The undying friendship and fierce loyalty between Boudreaux James and Johnny Frye was forged in the depths of despair during their years spent together in Japanese prisoner-of-war camps. This stirring tale of survival and hope chronicles their journey from the horrors of war, through their eventual liberation, to their triumphant return to the Hill Country of central Texas.
Believing God spared them for greater things, Boudreaux decides to make the most of his natural, athletic talents by embarking on a quest. With Johnny by his side, he will spend the next few years honing his skills, then taking the golf world by storm by qualifying for the 1949 U.S. Open Golf Championship.

Despite his determination to put the war behind him and focus on his golfing dream, Boudreaux finds his efforts hampered by uncontrollable feelings of bitterness and hatred for the Japanese. Deep down inside, part of him has never left the wretched confines of a prison cell.

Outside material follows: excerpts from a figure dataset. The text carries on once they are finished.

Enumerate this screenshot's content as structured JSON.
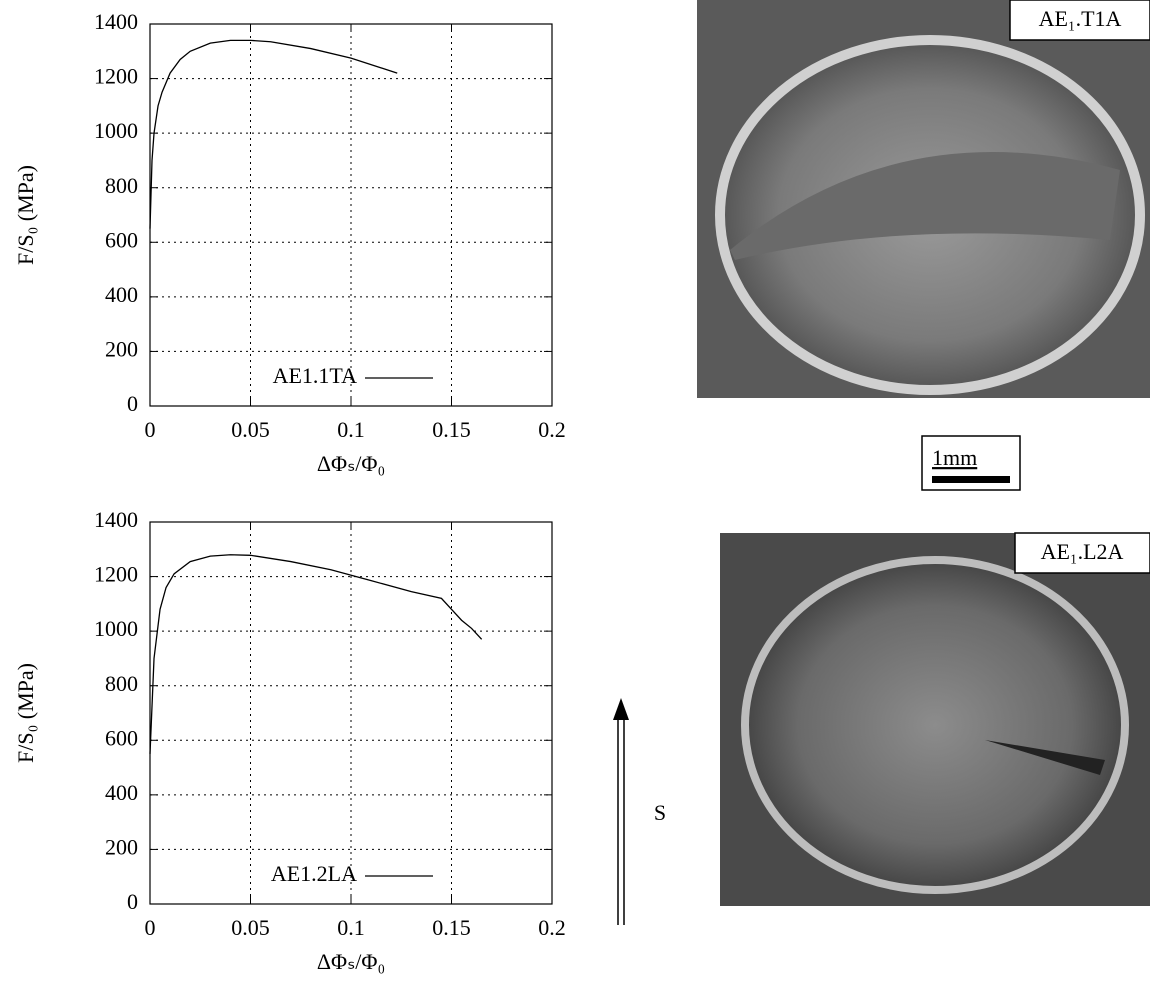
{
  "chart_data": [
    {
      "type": "line",
      "xlabel": "ΔΦₛ/Φ₀",
      "ylabel": "F/S₀ (MPa)",
      "xlim": [
        0,
        0.2
      ],
      "ylim": [
        0,
        1400
      ],
      "xticks": [
        0,
        0.05,
        0.1,
        0.15,
        0.2
      ],
      "yticks": [
        0,
        200,
        400,
        600,
        800,
        1000,
        1200,
        1400
      ],
      "grid": true,
      "legend": "lower center",
      "series": [
        {
          "name": "AE1.1TA",
          "color": "#000000",
          "x": [
            0,
            0.001,
            0.002,
            0.004,
            0.006,
            0.01,
            0.015,
            0.02,
            0.03,
            0.04,
            0.05,
            0.06,
            0.08,
            0.1,
            0.123
          ],
          "values": [
            650,
            900,
            1000,
            1100,
            1150,
            1220,
            1270,
            1300,
            1330,
            1340,
            1340,
            1335,
            1310,
            1275,
            1220
          ]
        }
      ]
    },
    {
      "type": "line",
      "xlabel": "ΔΦₛ/Φ₀",
      "ylabel": "F/S₀ (MPa)",
      "xlim": [
        0,
        0.2
      ],
      "ylim": [
        0,
        1400
      ],
      "xticks": [
        0,
        0.05,
        0.1,
        0.15,
        0.2
      ],
      "yticks": [
        0,
        200,
        400,
        600,
        800,
        1000,
        1200,
        1400
      ],
      "grid": true,
      "legend": "lower center",
      "series": [
        {
          "name": "AE1.2LA",
          "color": "#000000",
          "x": [
            0,
            0.002,
            0.005,
            0.008,
            0.012,
            0.02,
            0.03,
            0.04,
            0.05,
            0.07,
            0.09,
            0.11,
            0.13,
            0.145,
            0.15,
            0.155,
            0.16,
            0.165
          ],
          "values": [
            550,
            900,
            1080,
            1160,
            1210,
            1255,
            1275,
            1280,
            1278,
            1255,
            1225,
            1185,
            1145,
            1120,
            1080,
            1040,
            1010,
            970
          ]
        }
      ]
    }
  ],
  "images": [
    {
      "label": "AE₁.T1A"
    },
    {
      "label": "AE₁.L2A"
    }
  ],
  "scale_bar": "1mm",
  "direction_label": "S"
}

Salvation and the capacity to forgive come from the unlikeliest of places: chance meetings with a beautiful Japanese woman and two famous professional golfers, as well as the discovery of an obscure, antique golf club found in a dusty storeroom in the back of a golf shop.

Golf changes the lives of Boudreaux and Johnny, but some might say their acts of perseverance and personal sacrifice had a more profound effect on the world of golf than anyone realized at the time. In the late 1940s, professional baseball was close to taking over golf as the national pastime, but events were about to unfold to change all that. Did golf save Boudreaux and Johnny, or did they save modern golf?